Rudi-Assauer-Initiative zeichnet Stadt Haltern aus

Ehren-Amt

Die Rudi-Assauer-Initiative zeichnet Menschen und Institutionen aus, die sich für Demenzkranke engagieren. Das Ehren-Amt der Stadt Haltern am See bekam in diesem Jahr den ersten Preis für die Ausbildung von jugendlichen Seniorenbegleitern. Einige echte Fußball-Legenden waren bei der Verleihung dabei.

HALTERN/GELSENKIRCHEN

21.12.2016, 15:34 Uhr / Lesedauer: 1 min
Rudi-Assauer-Initiative zeichnet Stadt Haltern aus

Das Foto zeigt von links: Olaf Thon, Yannick Schröer, Anna Bauer, Jona Peters, Klaudia Schild, Hermann Gröhe, Bodo Klimpel, Magdalena Hovenjürgen; vorne am Scheck: Felix Vofrei und Nurserra Özer.

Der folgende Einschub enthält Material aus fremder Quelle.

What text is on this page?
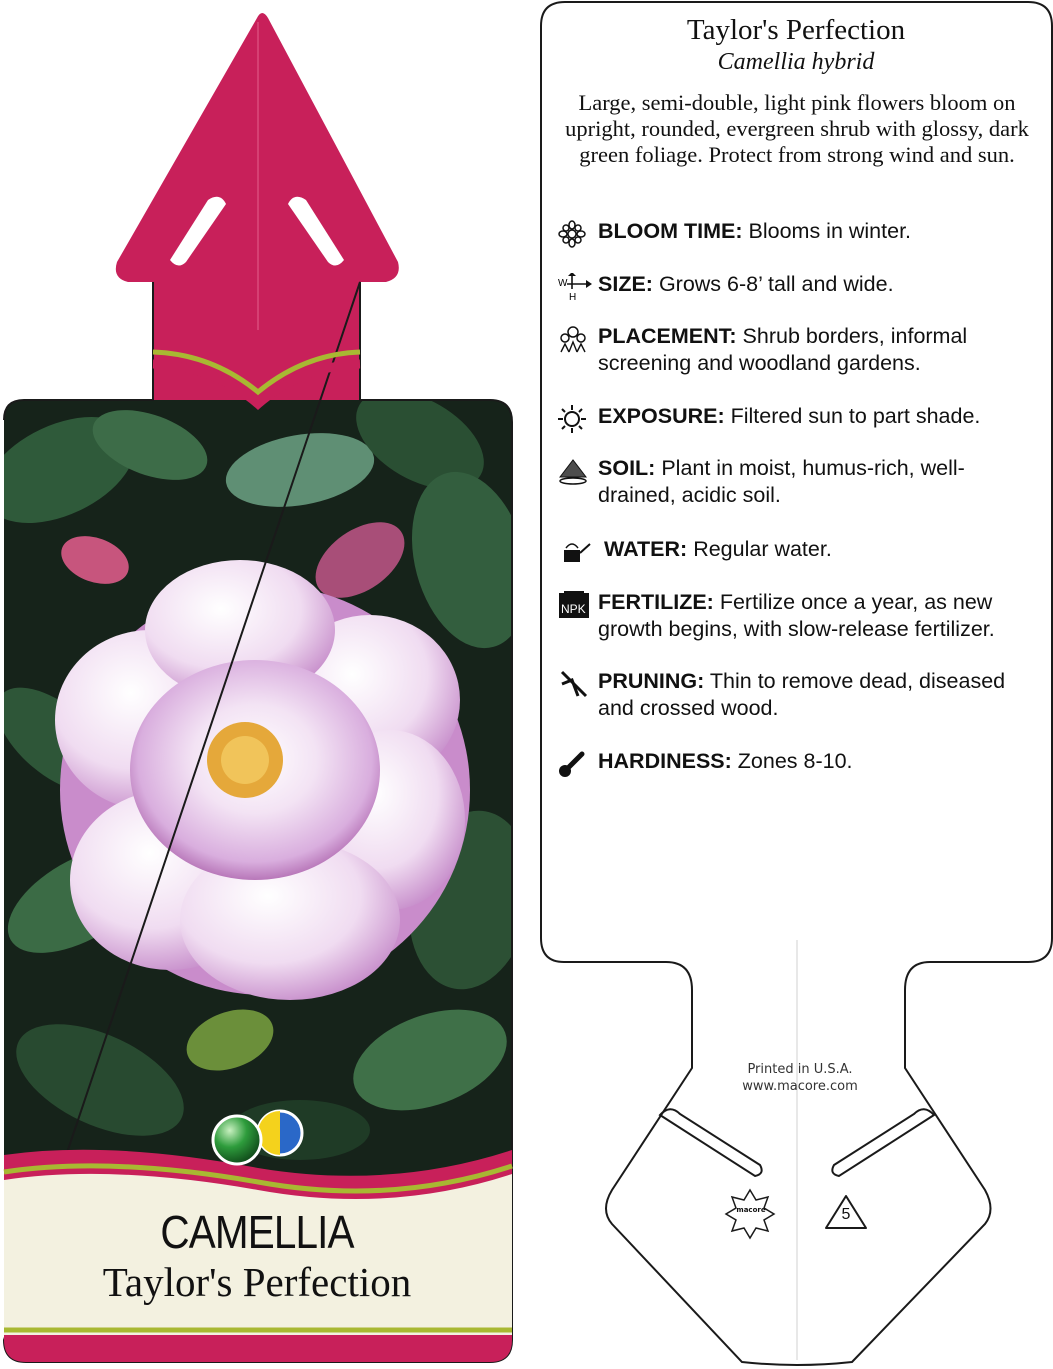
CAMELLIA
Taylor's Perfection
Taylor's Perfection
Camellia hybrid
Large, semi-double, light pink flowers bloom on upright, rounded, evergreen shrub with glossy, dark green foliage. Protect from strong wind and sun.
BLOOM TIME: Blooms in winter.
W
H
SIZE: Grows 6-8’ tall and wide.
PLACEMENT: Shrub borders, informal screening and woodland gardens.
EXPOSURE: Filtered sun to part shade.
SOIL: Plant in moist, humus-rich, well-drained, acidic soil.
WATER: Regular water.
NPK FERTILIZE: Fertilize once a year, as new growth begins, with slow-release fertilizer.
PRUNING: Thin to remove dead, diseased and crossed wood.
HARDINESS: Zones 8-10.
Printed in U.S.A.
www.macore.com
macore	5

Seit 2010 werden jährlich Schülerinnen und Schüler der Jahrgangsstufe 10 zu ehrenamtlichen Seniorenbegleitern in einer zertifizierten Fortbildung ausgebildet. Zurzeit befinden sich die Schüler in der Praktikumsphase. Der theoretische Ausbildungsabschnitt wurde vor wenigen Tagen abgeschlossen. Im Februar werden sie ihre Zertifikate erhalten.

Am Montagnachmittag war die Freude unter den Gästen und Förderpreisträgern im festlich dekorierten Restaurant „Schalker Markt“ in der Veltins-Arena groß, als Rudi Assauer (72) in Begleitung seiner Tochter Bettina Michel und einigen Freunden zur Verleihung des Preises erschien. Der langjährige Schalke-Manager ist selbst von Alzheimer betroffen. 2006 wurde die Krankheit bei ihm diagnostiziert, seit Ende 2011 wohnt er bei seiner Tochter, die ihn pflegt. Er gab durch seinen offenen Umgang mit der Diagnose den Anstoß zur Vereinsgründung.

Moderator Werner Hansch

Der FC Schalke 04 unterstützt die Initiative. Fünf Preise und der Rudi-Assauer-Medienpreis (500 bis 4000 Euro, Gesamtsumme 9200 Euro) wurden diesmal vergeben. Sportreporter Werner Hansch, Vorsitzender des Beirats, moderierte die Veranstaltung. Die Fortbildung der jugendlichen Seniorenbegleiter, die Laudatio wurde von Bundesgesundheitsminister Hermann Gröhe gehalten, belegte dabei den ersten Platz. 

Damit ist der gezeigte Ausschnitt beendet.